2.5.22

A primeira mulher que eu me lembro de querer imitar foi a Maria Emília, empregada interna dos meus vizinhos do andar direito, nascida num fim de mundo que não recordo, com cabelos de seda e saias plissadas acima do joelho. A Maria Emília tinha um quarto só para ela, privilégio que a caçulas de famílias numerosas jamais seria possível. Era uma feminista pura, de vísceras e vontades, mas na ignorância de o ser. Àquele tempo, neste país, o feminismo nomeado como tal só era atribuído a mulheres cultas e iluminadas que publicavam poesia e apareciam na televisão. A Maria Emília disso estava bem longe, mas aos dezoito anos já era desenraizada, sensual, independente e namorava em bancos de jardim sem prestar contas a ninguém. Enquanto cozinhava, limpava ou cosia, contava-me histórias das entranhas esfomeadas do país de onde era migrada, que tinham sempre um tempero de sobrenatural e eram enredadas em torno de invejas, bruxaria, bênçãos e vinganças do além. Na boca dela andava quase sempre o Fadinho da Ti Maria Benta –  não olhes para mim, não olhes / que eu não sou o teu amor / eu não sou como a figueira / que dá fruto sem flor – e estes versos, que ela cantava com alegria meneando as ancas, excitavam cada fibra da fêmea de que a minha meninice era já projeto. 

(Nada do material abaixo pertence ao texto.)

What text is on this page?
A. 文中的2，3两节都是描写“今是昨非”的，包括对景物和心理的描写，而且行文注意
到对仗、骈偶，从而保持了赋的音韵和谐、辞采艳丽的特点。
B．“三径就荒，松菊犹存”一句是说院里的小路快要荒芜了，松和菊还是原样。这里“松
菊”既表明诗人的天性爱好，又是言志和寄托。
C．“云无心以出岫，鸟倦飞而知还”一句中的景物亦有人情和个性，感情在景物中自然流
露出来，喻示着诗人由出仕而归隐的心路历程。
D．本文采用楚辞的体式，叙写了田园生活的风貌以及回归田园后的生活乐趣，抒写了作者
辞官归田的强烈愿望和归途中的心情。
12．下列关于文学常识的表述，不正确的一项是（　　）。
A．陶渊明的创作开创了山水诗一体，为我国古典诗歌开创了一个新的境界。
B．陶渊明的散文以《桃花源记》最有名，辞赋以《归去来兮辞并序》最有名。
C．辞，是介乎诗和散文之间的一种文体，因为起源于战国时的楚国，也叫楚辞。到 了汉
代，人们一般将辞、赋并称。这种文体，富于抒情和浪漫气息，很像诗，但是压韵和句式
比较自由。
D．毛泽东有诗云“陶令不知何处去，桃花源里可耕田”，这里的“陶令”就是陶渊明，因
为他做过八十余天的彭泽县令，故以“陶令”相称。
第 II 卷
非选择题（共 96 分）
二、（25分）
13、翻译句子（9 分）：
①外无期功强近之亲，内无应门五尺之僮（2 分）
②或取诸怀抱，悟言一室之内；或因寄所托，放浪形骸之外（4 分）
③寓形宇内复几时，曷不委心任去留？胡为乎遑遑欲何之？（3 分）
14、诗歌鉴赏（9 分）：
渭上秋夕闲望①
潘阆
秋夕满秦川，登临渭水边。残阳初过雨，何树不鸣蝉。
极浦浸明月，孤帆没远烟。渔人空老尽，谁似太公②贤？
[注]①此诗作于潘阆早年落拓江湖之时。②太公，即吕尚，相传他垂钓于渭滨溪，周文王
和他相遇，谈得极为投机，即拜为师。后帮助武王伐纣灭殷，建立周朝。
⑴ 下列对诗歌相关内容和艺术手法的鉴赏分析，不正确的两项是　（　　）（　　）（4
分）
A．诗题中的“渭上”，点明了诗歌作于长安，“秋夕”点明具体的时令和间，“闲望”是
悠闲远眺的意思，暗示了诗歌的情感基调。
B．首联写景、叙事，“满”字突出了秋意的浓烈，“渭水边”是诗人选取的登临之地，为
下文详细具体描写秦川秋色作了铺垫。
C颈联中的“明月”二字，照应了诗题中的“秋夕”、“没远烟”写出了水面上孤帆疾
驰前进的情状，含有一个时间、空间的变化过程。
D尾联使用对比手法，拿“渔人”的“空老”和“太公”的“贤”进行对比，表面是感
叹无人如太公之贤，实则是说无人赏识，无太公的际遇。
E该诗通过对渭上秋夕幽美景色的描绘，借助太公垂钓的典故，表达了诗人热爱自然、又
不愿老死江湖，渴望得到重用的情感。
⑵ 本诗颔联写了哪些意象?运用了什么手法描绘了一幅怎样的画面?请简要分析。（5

Creio não ter havido ninguém na infância que me deslumbrasse tanto como a Maria Emília. Eu queria tudo o que ela tinha e tal qual ela tinha, a textura apetecível do cabelo, uma saia curta e umas ancas dançantes, um quarto só para mim ao lado da cozinha para que os adultos não ouvissem os rumores da minha intimidade e um namorado aos domingos, que me desejasse com fervor, me beijasse com competência mas não me aborrecesse muito durante o resto da semana. A Maria Emília foi minha amiga, minha professora, meu modelo inteiro e honesto de mulher. É verdade que as minhas irmãs e a minha mãe eram abençoadas em beleza e inteligência, mas o que tinham não havia sido conquistado com revolução ou sacrifício. E, de resto, quem me salvou das tardes de tédio e dessa espécie de abandono em que caem os caçulas quando a família está cativa de assuntos sérios e entretenimentos sofisticados, foi ela, a Maria Emília, que não era como a figueira.